By Alistair Smout and Angus MacSwan
Scotland has chosen to stay in the United Kingdom, spurning independence in a historic referendum that had worried allies and investors, results showed on Friday with more than two thirds of the vote declared.
Scotland’s final verdict on the union should be clear within two hours. Supporters of the United Kingdom have won 54 per cent of the vote, according to Reuters calculations, and that share could climb.
Scottish nationalist leader Alex Salmond conceded defeat over his bid to win independence and demanded the British government rapidly meet its promise of more powers for Edinburgh.
“Scotland has by a majority decided not at this stage to become an independent country. I accept that verdict of the people,” Salmond told independence supporters in the Scottish capital.
Leaders of Britain’s three main parties, shocked by the strong showing of the independence campaign in recent weeks, scrambled to offer Scots more devolved powers if they remained part of the United Kingdom.
“Scotland will expect these to be honoured in rapid course,” Salmond said.
Sterling rose sharply while unionist campaigners clapped, cheered and poured drinks as results were announced. Queen Elizabeth and Prime Minister David Cameron were expected to make statements later.
Though the nationalists won Scotland’s biggest city, Glasgow, they failed to meet expectations in a clutch of other constituencies.
The campaign for independence had galvanised this country of 5.3 million but also divided friends and families from the remote Scottish islands of the Atlantic to the tough city estates of Glasgow.
Breaking apart the United Kingdom has worried allies, investors and the entire British elite whose leaders rushed late in the campaign to check what opinion polls showed was a surge in support for independence.
Seeking to tap into a cocktail of historical rivalry, opposing political tastes and a perception that London has mismanaged Scotland, nationalists say Scots, not London, should rule
Scotland to build a wealthier and fairer country.
Unionists had warned independence would usher in financial, economic and political uncertainty and diminish the UK’s standing in the world. They have warned that Scotland would not keep the pound as part of a formal currency union.

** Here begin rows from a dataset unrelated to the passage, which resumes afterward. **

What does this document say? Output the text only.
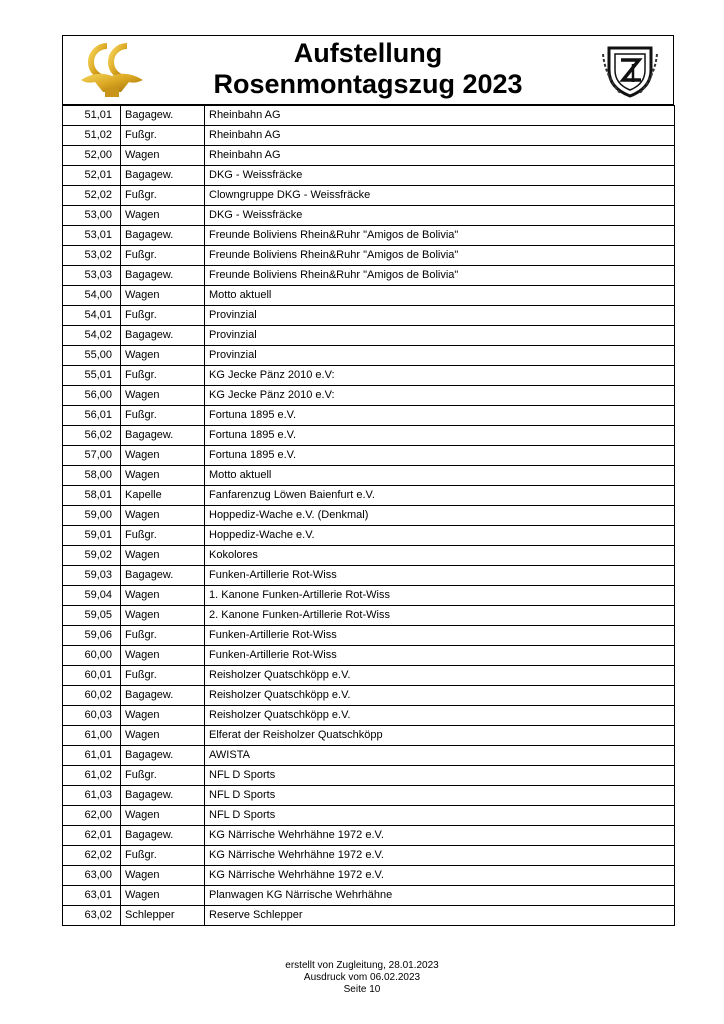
Aufstellung
Rosenmontagszug 2023
51,01	Bagagew.	Rheinbahn AG
51,02	Fußgr.	Rheinbahn AG
52,00	Wagen	Rheinbahn AG
52,01	Bagagew.	DKG - Weissfräcke
52,02	Fußgr.	Clowngruppe DKG - Weissfräcke
53,00	Wagen	DKG - Weissfräcke
53,01	Bagagew.	Freunde Boliviens Rhein&Ruhr "Amigos de Bolivia"
53,02	Fußgr.	Freunde Boliviens Rhein&Ruhr "Amigos de Bolivia"
53,03	Bagagew.	Freunde Boliviens Rhein&Ruhr "Amigos de Bolivia"
54,00	Wagen	Motto aktuell
54,01	Fußgr.	Provinzial
54,02	Bagagew.	Provinzial
55,00	Wagen	Provinzial
55,01	Fußgr.	KG Jecke Pänz 2010 e.V:
56,00	Wagen	KG Jecke Pänz 2010 e.V:
56,01	Fußgr.	Fortuna 1895 e.V.
56,02	Bagagew.	Fortuna 1895 e.V.
57,00	Wagen	Fortuna 1895 e.V.
58,00	Wagen	Motto aktuell
58,01	Kapelle	Fanfarenzug Löwen Baienfurt e.V.
59,00	Wagen	Hoppediz-Wache e.V. (Denkmal)
59,01	Fußgr.	Hoppediz-Wache e.V.
59,02	Wagen	Kokolores
59,03	Bagagew.	Funken-Artillerie Rot-Wiss
59,04	Wagen	1. Kanone Funken-Artillerie Rot-Wiss
59,05	Wagen	2. Kanone Funken-Artillerie Rot-Wiss
59,06	Fußgr.	Funken-Artillerie Rot-Wiss
60,00	Wagen	Funken-Artillerie Rot-Wiss
60,01	Fußgr.	Reisholzer Quatschköpp e.V.
60,02	Bagagew.	Reisholzer Quatschköpp e.V.
60,03	Wagen	Reisholzer Quatschköpp e.V.
61,00	Wagen	Elferat der Reisholzer Quatschköpp
61,01	Bagagew.	AWISTA
61,02	Fußgr.	NFL D Sports
61,03	Bagagew.	NFL D Sports
62,00	Wagen	NFL D Sports
62,01	Bagagew.	KG Närrische Wehrhähne 1972 e.V.
62,02	Fußgr.	KG Närrische Wehrhähne 1972 e.V.
63,00	Wagen	KG Närrische Wehrhähne 1972 e.V.
63,01	Wagen	Planwagen KG Närrische Wehrhähne
63,02	Schlepper	Reserve Schlepper
erstellt von Zugleitung, 28.01.2023
Ausdruck vom 06.02.2023
Seite 10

Beyond the money and power, the referendum has provoked deep passions in Scotland, drawn in many voters who ignore traditional political campaigns and underscored what London politicians admit is a need for wider constitutional change.
Scots were asked to answer “Yes” or “No” to the question: “Should Scotland be an independent country?”.
Voters lined up at polling stations across Scotland to vote with 4.28 million voters, or 97 per cent of the electorate, registered to vote. Turnout hit a record high of around 84 per cent.